On Thursday morning, gold tumbled to a daily low of $1,859.20 an ounce. Since then, December Comex gold futures managed to recover somewhat and were last trading at $1,871.70, down 0.40% on the day.

The uncertainty surrounding the U.S. election and the rise in coronavirus cases worldwide is keeping investors in the wait-and-see mode.

"Investor behavior is synonymous to a 'fight, flight or freezes' response — the uncertainty is keeping money on the sidelines, and few bids in the market," the strategists noted.

On top of that, the gold market is still seeing a lot of longs in the market due to gold's longer-term supportive drivers. If those pro-gold views change, the longs present a threat of another selloff wave, TD Securities added.
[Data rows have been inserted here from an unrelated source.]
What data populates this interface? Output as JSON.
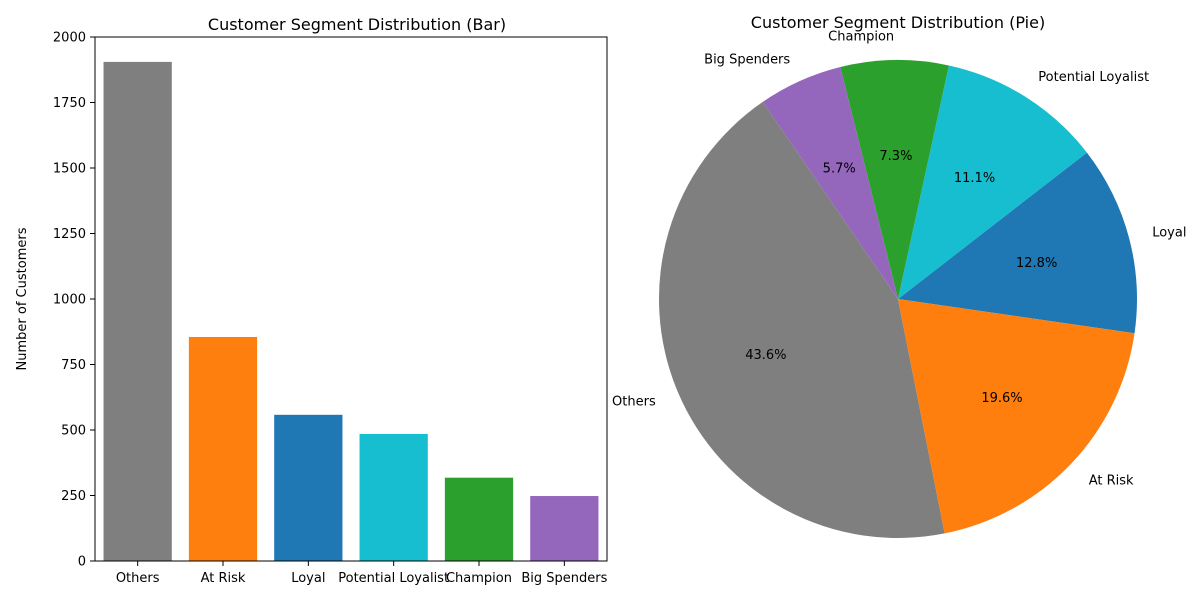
{
  "chart_data": [
    {
      "type": "bar",
      "title": "Customer Segment Distribution (Bar)",
      "xlabel": "",
      "ylabel": "Number of Customers",
      "categories": [
        "Others",
        "At Risk",
        "Loyal",
        "Potential Loyalist",
        "Champion",
        "Big Spenders"
      ],
      "values": [
        1905,
        855,
        558,
        485,
        318,
        248
      ],
      "colors": [
        "#7f7f7f",
        "#ff7f0e",
        "#1f77b4",
        "#17becf",
        "#2ca02c",
        "#9467bd"
      ],
      "ylim": [
        0,
        2000
      ],
      "yticks": [
        0,
        250,
        500,
        750,
        1000,
        1250,
        1500,
        1750,
        2000
      ],
      "grid": false
    },
    {
      "type": "pie",
      "title": "Customer Segment Distribution (Pie)",
      "slices": [
        {
          "label": "Loyal",
          "value": 12.8,
          "pct_label": "12.8%",
          "color": "#1f77b4"
        },
        {
          "label": "Potential Loyalist",
          "value": 11.1,
          "pct_label": "11.1%",
          "color": "#17becf"
        },
        {
          "label": "Champion",
          "value": 7.3,
          "pct_label": "7.3%",
          "color": "#2ca02c"
        },
        {
          "label": "Big Spenders",
          "value": 5.7,
          "pct_label": "5.7%",
          "color": "#9467bd"
        },
        {
          "label": "Others",
          "value": 43.6,
          "pct_label": "43.6%",
          "color": "#7f7f7f"
        },
        {
          "label": "At Risk",
          "value": 19.6,
          "pct_label": "19.6%",
          "color": "#ff7f0e"
        }
      ]
    }
  ]
}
"The longer-term narrative has attracted a swarm of gold bugs, who are at risk of liquidating. While position sizes are in line with expectations, the number of traders long gold is elevated — which suggests a risk to their positions should the bullish gold narrative face adversity," the strategists wrote. "Further probing into who is long COMEX gold reveals that 'other reportables' — a category which largely includes proprietary trading houses, algorithmic traders, and local traders — are largely behind this speculative bet."